Round with integer division

Question

Is there is a simple, pythonic way of rounding to the nearest whole number without using floating point? I\'d like to do the following but with integer arithmetic:

Answer 1

This should work too:

def rint(n):
    return (int(n+.5) if n > 0 else int(n-.5))

Answer 2

Yet another funny way:

q, r = divmod(total, surplus)
skip = q + int(bool(r))

Answer 3

skip = (((total << 1) // surplus) + 1) >> 1

Shifting things left by one bit effectively multiplies by two, shifting things right by one bit divides by two rounding down. Adding one in the middle makes it so that "rounding down" is actually rounding up if the result would have been above a .5 decimal part.

It's basically the same as if you wrote...

skip = int((1.0*total/surplus) + 0.5)

except with everything multplied by 2, and then later divided by 2, which is something you can do with integer arithmetic (since bit shifts don't require floating point).

Answer 4

Simply take care of the rounding rule before you ever divide. For the simplest round-half-up:

if total % surplus < surplus / 2:
    return total / surplus
else:
    return (total / surplus) + 1

Tweak a little bit if you need to do a proper round-to-even.

Answer 5

Inspired by zhmyh's answer answer, which is

q, r = divmod(total, surplus)
skip = q + int(bool(r)) # rounds to next greater integer (always ceiling)

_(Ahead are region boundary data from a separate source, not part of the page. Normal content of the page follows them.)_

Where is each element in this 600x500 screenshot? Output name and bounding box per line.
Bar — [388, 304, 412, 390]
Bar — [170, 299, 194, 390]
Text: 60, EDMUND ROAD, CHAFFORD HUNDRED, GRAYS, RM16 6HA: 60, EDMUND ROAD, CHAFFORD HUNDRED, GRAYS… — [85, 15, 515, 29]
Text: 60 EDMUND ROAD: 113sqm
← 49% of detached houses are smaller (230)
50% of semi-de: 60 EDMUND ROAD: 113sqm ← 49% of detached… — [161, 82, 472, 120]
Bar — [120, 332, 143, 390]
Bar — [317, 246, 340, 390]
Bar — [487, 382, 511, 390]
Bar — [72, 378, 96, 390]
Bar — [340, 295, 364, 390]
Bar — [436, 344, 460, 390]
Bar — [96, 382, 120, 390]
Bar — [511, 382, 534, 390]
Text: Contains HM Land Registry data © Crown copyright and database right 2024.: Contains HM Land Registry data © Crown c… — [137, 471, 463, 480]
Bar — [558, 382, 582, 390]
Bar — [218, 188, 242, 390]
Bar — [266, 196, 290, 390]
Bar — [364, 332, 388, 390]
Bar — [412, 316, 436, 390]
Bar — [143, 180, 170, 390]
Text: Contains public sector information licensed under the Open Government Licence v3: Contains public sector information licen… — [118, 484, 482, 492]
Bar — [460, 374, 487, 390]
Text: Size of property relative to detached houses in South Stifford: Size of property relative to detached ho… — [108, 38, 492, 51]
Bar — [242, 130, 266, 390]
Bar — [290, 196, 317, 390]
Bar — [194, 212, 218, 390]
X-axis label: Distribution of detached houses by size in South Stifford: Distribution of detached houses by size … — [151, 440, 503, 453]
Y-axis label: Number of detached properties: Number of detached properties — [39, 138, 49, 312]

, I came up with the following solution:

q, r = divmod(total, surplus) 
skip = q + int(2 * r >= surplus) # rounds to nearest integer (floor or ceiling)

Since the OP asked for rounding to the nearest whole number, zhmhs's solution is in fact slightly incorrect, because it always rounds to the next greater whole number, while my solution works as demanded.

(If you feel that my answer should better have been an edit or comment on zhmh's answer, let me point out that my suggested edit for it was rejected, because it should better have been a comment, but I do not have enough reputation yet for commenting!)

In case you wonder how divmod is defined: According to its documentation

For integers, the result is the same as (a // b, a % b).

We therefore stick with integer arithmetic, as demanded by the OP.

Answer 6

You can do this quite simply:

(n + d // 2) // d, where n is the dividend and d is the divisor.

Alternatives like (((n << 1) // d) + 1) >> 1 or the equivalent (((n * 2) // d) + 1) // 2 may be SLOWER in recent CPythons, where an int is implemented like the old long.

The simple method does 3 variable accesses, 1 constant load, and 3 integer operations. The complicated methods do 2 variable accesses, 3 constant loads, and 4 integer operations. Integer operations are likely to take time which depends on the sizes of the numbers involved. Variable accesses of function locals don't involve "lookups".

If you are really desparate for speed, do benchmarks. Otherwise, KISS.